Flip’s a 500+ squatter too, and at a very low BW to boot. We’re basically singing the same song here. You’re looking good, keep working at it. Work on improving mobility if that’s important to you, but I wouldn’t feel like it is an urgent necessity if I were in your position. Not one bit.


#16

that’s such a good point. I know a lot of lifters who have gotten caught up in doing a few things that feel terrible to them but they think it adds to their squat number, so they do it for long periods of time. And it catches up eventually. Reed is specifically who I’m thinking of. If I’m not mistaken, he got to an 800 squat, which is fucking incredible, but by the time he got there, he was felt broken and ready to quit lifting entirely. He’s completely revamped his squat, he squats with little to no pain now, and he’s well on his way to putting up even bigger numbers. Longevity is key. Don’t do things that will get you injured. If something feels terrible, it’s probably gonna get you hurt sooner or later. How something feels is far more important than how it looks. We all have to find our own proper leverages for each lift. No 2 world class lifters move exactly the same. So there’s no reason to directly emulate any other person’s squat.


#17

I remember when I was a few months into barbells and I was trying to figure out my squat. I asked a lot of people in the gym for advice, and everyone was able to find something they thought looked atrocious. So I’d try their suggestions, like trying to keep my shins perfectly vertical. Or looking straight up, because everyone knows you’re supposed to look up when you squat. Plates under the heels were suggested, which did not improve anything and felt like crap to me. Oh you gotta get chuck taylor shoes too, because they fucking read it somewhere online probably.

Eventually I decided to just wear the goddamn toe shoes that were comfortable* to me, put the bar low where it was comfortable* for me, use the thumbless grip that was comfortable* for me not worry about what my shins and ankles looked like. Throw in a good dose of consistency and a conscious effort to improve tightness and I was doing pretty good for an un-coached gym rat/hobby lifter.

That’s when my squat started to take off. If it feels good, you’re good. Oh, and it turns out that most of the people who gave me advice are really pretty shitty squatters.
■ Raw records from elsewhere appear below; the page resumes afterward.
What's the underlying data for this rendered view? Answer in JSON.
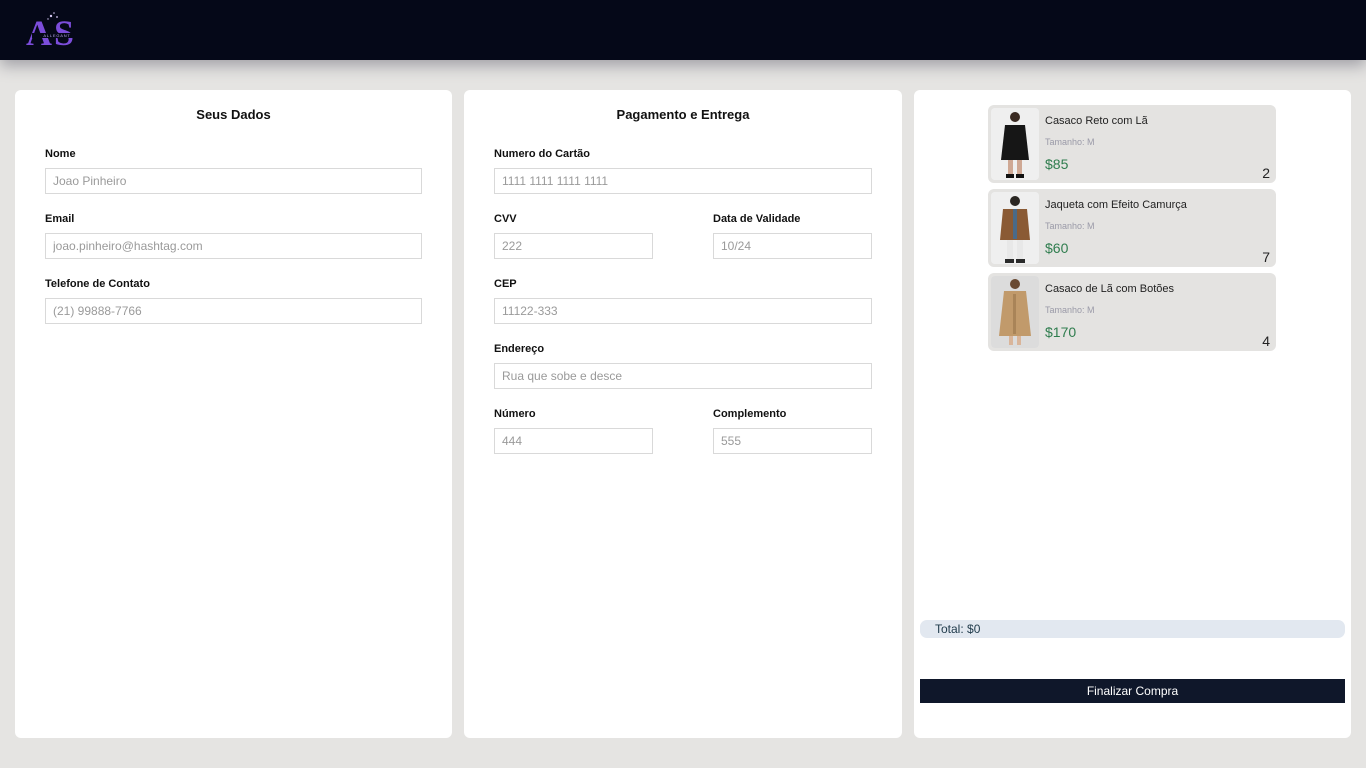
{
  "header": {
    "logo_text": "AS",
    "logo_sub": "ALLEGANT"
  },
  "dados": {
    "title": "Seus Dados",
    "nome": {
      "label": "Nome",
      "placeholder": "Joao Pinheiro"
    },
    "email": {
      "label": "Email",
      "placeholder": "joao.pinheiro@hashtag.com"
    },
    "telefone": {
      "label": "Telefone de Contato",
      "placeholder": "(21) 99888-7766"
    }
  },
  "pagamento": {
    "title": "Pagamento e Entrega",
    "cartao": {
      "label": "Numero do Cartão",
      "placeholder": "1111 1111 1111 1111"
    },
    "cvv": {
      "label": "CVV",
      "placeholder": "222"
    },
    "validade": {
      "label": "Data de Validade",
      "placeholder": "10/24"
    },
    "cep": {
      "label": "CEP",
      "placeholder": "11122-333"
    },
    "endereco": {
      "label": "Endereço",
      "placeholder": "Rua que sobe e desce"
    },
    "numero": {
      "label": "Número",
      "placeholder": "444"
    },
    "complemento": {
      "label": "Complemento",
      "placeholder": "555"
    }
  },
  "cart": {
    "items": [
      {
        "name": "Casaco Reto com Lã",
        "size": "Tamanho: M",
        "price": "$85",
        "qty": "2"
      },
      {
        "name": "Jaqueta com Efeito Camurça",
        "size": "Tamanho: M",
        "price": "$60",
        "qty": "7"
      },
      {
        "name": "Casaco de Lã com Botões",
        "size": "Tamanho: M",
        "price": "$170",
        "qty": "4"
      }
    ],
    "total": "Total: $0",
    "checkout_label": "Finalizar Compra"
  },
  "colors": {
    "topbar": "#050818",
    "logo": "#7c4ddb",
    "price": "#2f7d4e",
    "checkout": "#0f172a"
  }
}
I just didn’t know enough at the time to sniff out their bullshit.

*comfortable in this sense means no acute pain during or while recovering from squats. There’s really nothing comfortable about squatting if you’re doing it right. That’s what I mean when I say “feels good”.


#18

@twojarslave @flipcollar thanks for the comments. I guess I have been reading too many articles lol. Injury is a concern for me probably because of all the stuff I read talking about if you dont do this or do that you’ll hurt your knees, back etc, so maybe I’m a little paranoid. I’m just glad to be back lifting. Once I started again I fell in love with it. Now I’m a junkie trying to see how far I can push myself.


#19

Dude I totally get it. That’s why I posted my first and only form check video, right here on the t-nation forums.

It was relieving to hear that I wasn’t fucking everything up, but I’ll also point out that I was offered good advice from accomplished lifters that, after giving it an honest try, just didn’t work well for me. That’s not a knock on them, but simply an illustration of flip’s point that no two world-class squatters squat alike. I’m more of a county-class squatter, but even among my local peers we all move differently with our squats. This is normal.

I’m sure someone could find something wrong with this recent set too, but you know what? I’ve been getting stronger and remaining both injury and pain-free squatting in this style for nearly 4 years now. This is what has worked for me, and I’ll never sacrifice joints that feel fine for a few more pounds on my squat. Others might, and that’s their business if they do.

Hell yeah man.


#20

Sorry, you don’t have the same thing.

You push out with your ankles, OP collapses his ankles.

Again, just lack of mobility on the op’s part. Nothing bad.